— Меня Мира зовут. Мирослава.

— Вянка, — она кивнула.

— Всё будет хорошо. Правда, — Мира явно старалась её успокоить, — из всех возможных инквизиторов тебе выпал лучший в плане человеческих качеств. И вы с ним очень похожи, особенно глаза...

— Судя потому, как часто мне это ставили в упрёк, уж сходство точно правда, — нервно хохотнула девушка. — Так заметно? Ну, волнение?

— Ну, у меня нюх чуткий, а у переживаний есть свой запах. Так что... Мне — да, — Мира пожала плечами. — Выдыхай.

Вянка с завистью посмотрела на магичку, та вряд ли была сильно старше, может, на пару лет от силы, но явно гораздо крепче внутренне. От Миры тянуло каким-то звериным спокойствием, как от перевёртыша из сильной стаи, но шерстью от неё не пахло. Может только совсем немного.

— Давно знакомы?

— С моего рождения, пожалуй. Друг семьи.

Ярычевская ощутила неожиданный укол, больше из-за того, как Мирослава произнесла слово «семья». С такой интонацией говорят люди, у которых в ней всё хорошо. Вот уж не думала, что спустя столько времени это начнёт её цеплять, хотя рядом был и пример Данковцевых, да и Тана друг за друга горой стояли. А зацепила вот эта мелкая — ниже даже самой Вянки — девчонка с громкой фамилией «Грозная», вышитой на куртке. Магичка не понимала, можно ли назвать это ревностью, наверное, да, какой-то её формой это чувство всё-таки было, и от этой мысли становилось гаже, она принялась отсуткивать неровный ритм, то и дело глядя на дверь, из-за которой начинали доноситься голоса.

— Думаю, я вас оставлю.

Мира выскальзывает за дверь как раз вовремя, чтобы перекинуться парой слов с инквизитором так, что Вянка не услышала, зато руки у неё затряслись с новой силой. Повисшую в тесном помещении тишину можно было пощупать, она казалась тяжёлым ватным облаком, заполнившим собою всё пространство. Ярычевская медленно вздохнула. Так, дышим. Что она видит? Стол с трещиной. Окно. Пустые полки. Огрызок карандаша. Заусенец у себя на пальце. Слышит. Деревья шумят. Пальцы стучат по столешнице. Скрипит дверь. Шаги...

— Вянка?

Магичка нервно кивнула, глядя на усаживающегося напротив мужчину. Инквизитор смотрел на неё слишком пристально, слишком внимательно, а Ярычевская боялась ответить таким же прямым взглядом, поэтому лишь косилась, ощущая, как холодеет лицо, от кторого отлила вся кровь.

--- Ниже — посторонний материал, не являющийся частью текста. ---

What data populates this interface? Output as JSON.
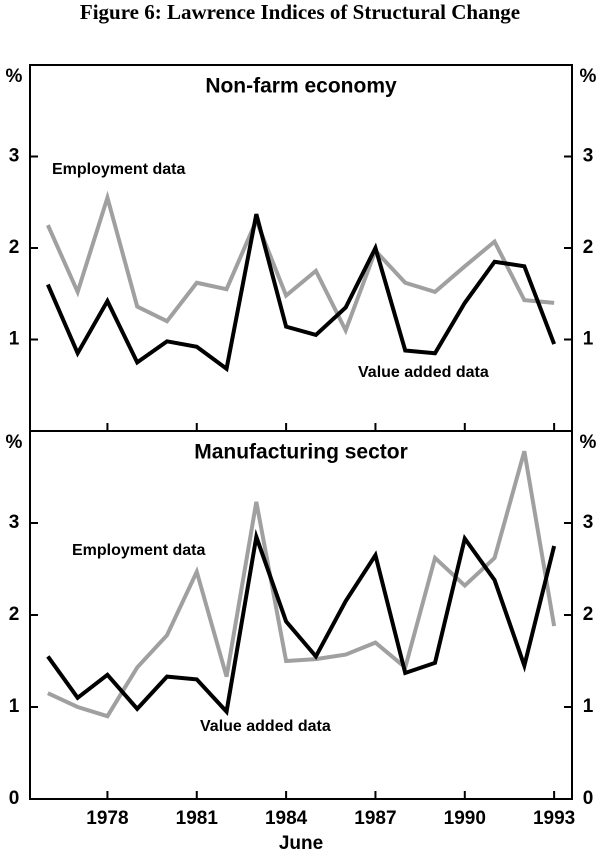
{
  "figure_title": "Figure 6: Lawrence Indices of Structural Change",
  "chart_data": [
    {
      "type": "line",
      "title": "Non-farm economy",
      "y_unit": "%",
      "x": [
        1976,
        1977,
        1978,
        1979,
        1980,
        1981,
        1982,
        1983,
        1984,
        1985,
        1986,
        1987,
        1988,
        1989,
        1990,
        1991,
        1992,
        1993
      ],
      "series": [
        {
          "name": "Value added data",
          "color": "#000000",
          "values": [
            1.6,
            0.85,
            1.42,
            0.75,
            0.98,
            0.92,
            0.68,
            2.37,
            1.14,
            1.05,
            1.35,
            2.0,
            0.88,
            0.85,
            1.4,
            1.85,
            1.8,
            0.95
          ]
        },
        {
          "name": "Employment data",
          "color": "#a0a0a0",
          "values": [
            2.25,
            1.52,
            2.55,
            1.36,
            1.2,
            1.62,
            1.55,
            2.3,
            1.48,
            1.75,
            1.1,
            1.97,
            1.62,
            1.52,
            1.8,
            2.07,
            1.43,
            1.4
          ]
        }
      ],
      "xlim": [
        1975.4,
        1993.6
      ],
      "xticks": [
        1978,
        1981,
        1984,
        1987,
        1990,
        1993
      ],
      "ylim": [
        0,
        4
      ],
      "yticks": [
        1,
        2,
        3
      ]
    },
    {
      "type": "line",
      "title": "Manufacturing sector",
      "y_unit": "%",
      "xlabel": "June",
      "x": [
        1976,
        1977,
        1978,
        1979,
        1980,
        1981,
        1982,
        1983,
        1984,
        1985,
        1986,
        1987,
        1988,
        1989,
        1990,
        1991,
        1992,
        1993
      ],
      "series": [
        {
          "name": "Value added data",
          "color": "#000000",
          "values": [
            1.55,
            1.1,
            1.35,
            0.98,
            1.33,
            1.3,
            0.95,
            2.85,
            1.93,
            1.55,
            2.15,
            2.65,
            1.37,
            1.48,
            2.83,
            2.38,
            1.45,
            2.75
          ]
        },
        {
          "name": "Employment data",
          "color": "#a0a0a0",
          "values": [
            1.15,
            1.0,
            0.9,
            1.43,
            1.78,
            2.47,
            1.33,
            3.23,
            1.5,
            1.52,
            1.57,
            1.7,
            1.43,
            2.62,
            2.32,
            2.62,
            3.78,
            1.88
          ]
        }
      ],
      "xlim": [
        1975.4,
        1993.6
      ],
      "xticks": [
        1978,
        1981,
        1984,
        1987,
        1990,
        1993
      ],
      "ylim": [
        0,
        4
      ],
      "yticks": [
        0,
        1,
        2,
        3
      ]
    }
  ]
}
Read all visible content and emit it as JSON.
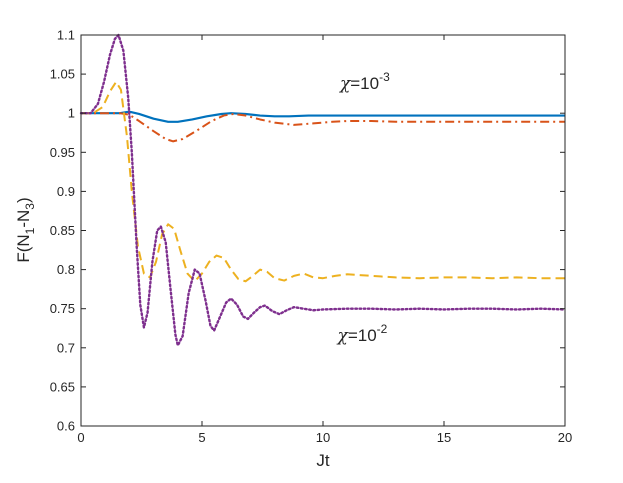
{
  "chart_data": {
    "type": "line",
    "xlabel": "Jt",
    "ylabel_main": "F(N",
    "ylabel_sub1": "1",
    "ylabel_mid": "-N",
    "ylabel_sub2": "3",
    "ylabel_end": ")",
    "xlim": [
      0,
      20
    ],
    "ylim": [
      0.6,
      1.1
    ],
    "xticks": [
      0,
      5,
      10,
      15,
      20
    ],
    "xtick_labels": [
      "0",
      "5",
      "10",
      "15",
      "20"
    ],
    "yticks": [
      0.6,
      0.65,
      0.7,
      0.75,
      0.8,
      0.85,
      0.9,
      0.95,
      1.0,
      1.05,
      1.1
    ],
    "ytick_labels": [
      "0.6",
      "0.65",
      "0.7",
      "0.75",
      "0.8",
      "0.85",
      "0.9",
      "0.95",
      "1",
      "1.05",
      "1.1"
    ],
    "grid": false,
    "annotations": [
      {
        "symbol": "χ",
        "text": "=10",
        "exponent": "-3",
        "x": 10.7,
        "y": 1.031
      },
      {
        "symbol": "χ",
        "text": "=10",
        "exponent": "-2",
        "x": 10.6,
        "y": 0.709
      }
    ],
    "series": [
      {
        "color": "#0072BD",
        "style": "solid",
        "width": 2.2,
        "points": [
          [
            0,
            1.0
          ],
          [
            1.0,
            1.0
          ],
          [
            1.6,
            1.0
          ],
          [
            2.0,
            1.002
          ],
          [
            2.4,
            0.999
          ],
          [
            3.0,
            0.993
          ],
          [
            3.6,
            0.989
          ],
          [
            4.0,
            0.989
          ],
          [
            4.6,
            0.992
          ],
          [
            5.2,
            0.996
          ],
          [
            5.8,
            0.999
          ],
          [
            6.2,
            1.0
          ],
          [
            6.8,
            0.999
          ],
          [
            7.4,
            0.997
          ],
          [
            8.0,
            0.996
          ],
          [
            8.6,
            0.996
          ],
          [
            9.4,
            0.997
          ],
          [
            10.2,
            0.997
          ],
          [
            11.0,
            0.997
          ],
          [
            12.0,
            0.997
          ],
          [
            14.0,
            0.997
          ],
          [
            16.0,
            0.997
          ],
          [
            18.0,
            0.997
          ],
          [
            20.0,
            0.997
          ]
        ]
      },
      {
        "color": "#D95319",
        "style": "dashdot",
        "width": 2.0,
        "points": [
          [
            0,
            1.0
          ],
          [
            1.0,
            1.0
          ],
          [
            1.6,
            1.0
          ],
          [
            2.0,
            0.998
          ],
          [
            2.4,
            0.99
          ],
          [
            3.0,
            0.977
          ],
          [
            3.5,
            0.967
          ],
          [
            3.8,
            0.964
          ],
          [
            4.2,
            0.967
          ],
          [
            4.8,
            0.978
          ],
          [
            5.4,
            0.99
          ],
          [
            5.9,
            0.997
          ],
          [
            6.3,
            0.999
          ],
          [
            6.8,
            0.997
          ],
          [
            7.4,
            0.992
          ],
          [
            8.0,
            0.988
          ],
          [
            8.8,
            0.985
          ],
          [
            9.6,
            0.987
          ],
          [
            10.4,
            0.989
          ],
          [
            11.0,
            0.99
          ],
          [
            12.0,
            0.99
          ],
          [
            13.0,
            0.989
          ],
          [
            14.0,
            0.989
          ],
          [
            16.0,
            0.989
          ],
          [
            18.0,
            0.989
          ],
          [
            20.0,
            0.989
          ]
        ]
      },
      {
        "color": "#EDB120",
        "style": "dashed",
        "width": 2.0,
        "points": [
          [
            0,
            1.0
          ],
          [
            0.5,
            1.0
          ],
          [
            0.9,
            1.008
          ],
          [
            1.2,
            1.028
          ],
          [
            1.45,
            1.04
          ],
          [
            1.65,
            1.03
          ],
          [
            1.9,
            0.97
          ],
          [
            2.1,
            0.9
          ],
          [
            2.35,
            0.83
          ],
          [
            2.6,
            0.795
          ],
          [
            2.85,
            0.79
          ],
          [
            3.1,
            0.81
          ],
          [
            3.35,
            0.845
          ],
          [
            3.6,
            0.858
          ],
          [
            3.85,
            0.852
          ],
          [
            4.1,
            0.825
          ],
          [
            4.4,
            0.795
          ],
          [
            4.7,
            0.785
          ],
          [
            5.0,
            0.795
          ],
          [
            5.3,
            0.81
          ],
          [
            5.6,
            0.818
          ],
          [
            5.9,
            0.815
          ],
          [
            6.2,
            0.8
          ],
          [
            6.5,
            0.788
          ],
          [
            6.8,
            0.785
          ],
          [
            7.1,
            0.792
          ],
          [
            7.4,
            0.8
          ],
          [
            7.7,
            0.797
          ],
          [
            8.0,
            0.789
          ],
          [
            8.4,
            0.786
          ],
          [
            8.8,
            0.792
          ],
          [
            9.2,
            0.795
          ],
          [
            9.6,
            0.79
          ],
          [
            10.0,
            0.789
          ],
          [
            10.5,
            0.792
          ],
          [
            11.0,
            0.794
          ],
          [
            12.0,
            0.792
          ],
          [
            13.0,
            0.79
          ],
          [
            14.0,
            0.789
          ],
          [
            15.0,
            0.79
          ],
          [
            16.0,
            0.79
          ],
          [
            17.0,
            0.789
          ],
          [
            18.0,
            0.79
          ],
          [
            19.0,
            0.789
          ],
          [
            20.0,
            0.789
          ]
        ]
      },
      {
        "color": "#7E2F8E",
        "style": "dotted",
        "width": 2.4,
        "points": [
          [
            0,
            1.0
          ],
          [
            0.4,
            1.0
          ],
          [
            0.7,
            1.012
          ],
          [
            0.95,
            1.04
          ],
          [
            1.2,
            1.075
          ],
          [
            1.4,
            1.095
          ],
          [
            1.55,
            1.1
          ],
          [
            1.75,
            1.08
          ],
          [
            1.95,
            1.02
          ],
          [
            2.1,
            0.95
          ],
          [
            2.3,
            0.83
          ],
          [
            2.45,
            0.755
          ],
          [
            2.6,
            0.726
          ],
          [
            2.75,
            0.745
          ],
          [
            2.95,
            0.81
          ],
          [
            3.15,
            0.85
          ],
          [
            3.3,
            0.855
          ],
          [
            3.5,
            0.835
          ],
          [
            3.7,
            0.775
          ],
          [
            3.9,
            0.717
          ],
          [
            4.0,
            0.703
          ],
          [
            4.2,
            0.715
          ],
          [
            4.45,
            0.77
          ],
          [
            4.7,
            0.8
          ],
          [
            4.9,
            0.795
          ],
          [
            5.15,
            0.76
          ],
          [
            5.35,
            0.728
          ],
          [
            5.5,
            0.722
          ],
          [
            5.75,
            0.74
          ],
          [
            6.0,
            0.758
          ],
          [
            6.2,
            0.763
          ],
          [
            6.45,
            0.755
          ],
          [
            6.7,
            0.74
          ],
          [
            6.9,
            0.737
          ],
          [
            7.15,
            0.745
          ],
          [
            7.4,
            0.752
          ],
          [
            7.6,
            0.754
          ],
          [
            7.9,
            0.747
          ],
          [
            8.2,
            0.743
          ],
          [
            8.5,
            0.748
          ],
          [
            8.8,
            0.752
          ],
          [
            9.2,
            0.75
          ],
          [
            9.6,
            0.748
          ],
          [
            10.0,
            0.749
          ],
          [
            11.0,
            0.75
          ],
          [
            12.0,
            0.75
          ],
          [
            13.0,
            0.749
          ],
          [
            14.0,
            0.75
          ],
          [
            15.0,
            0.749
          ],
          [
            16.0,
            0.75
          ],
          [
            17.0,
            0.75
          ],
          [
            18.0,
            0.749
          ],
          [
            19.0,
            0.75
          ],
          [
            20.0,
            0.749
          ]
        ]
      }
    ]
  }
}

— Не так я себе эту сцену представляла.

— Да я как-то тоже, — он фыркнул, напоминая девушке одновременнои и её саму, слишком уж похоже вышло, и, как ни странно, Шедова.

«Вот уж правда, выбирают похожих на отца. Даже если перед этим выбором его не видели», она слабо улыбнулась, принимаясь накручивать и без того вьющуюся прядь на палец. Молчание вновь начинало набирать обороты, когда Фёдор задал вопрос, явно обдуманный им неоднократно:

— Что она говорила?

— Елена-то? — если он и зацепился за обращение к матери по имени, то промолчал. — Сперва, что это был мимолётный роман с уроженцем Нуля. Показавшим только один фокус — фокус с исчезновением. А потом... Недавно бросила мне в лицо упрёк, цитирую, «ты и твой папаша-инквизитор высосали из меня все силы и поломали жизнь», конец цитаты.

— Ну, её, конечно, можно понять, — протянули они одновременно и неловко засмеялись.

— Мы правда сидим и ищем ей оправдание? — скривилась девушка.

— Ну а как иначе? — инквизитор улыбнулся уже гораздо мягче, свободнее, естественнее. — Расскажешь что-нибудь? О детстве, например?

Вянка повела плечами. О детстве? Для нее детство, уже кажущееся каким-то невероятно далёким, всё-таки столько событий произошло, пахло клубничным вареньем и нагретым медным тазом. И деревянной ложкой, в себя все эти запахи впитывавшей. Ещё липой — совсем как здесь, густой запах проникал через приоткрытые окна, пропитывая собой всё. Оно было пропитано сыростью аномальной магии, ощущающейся как влажный воздух у реки с утра, оседающей на коже едва уловимым, но сразу узнаваемым ощущением.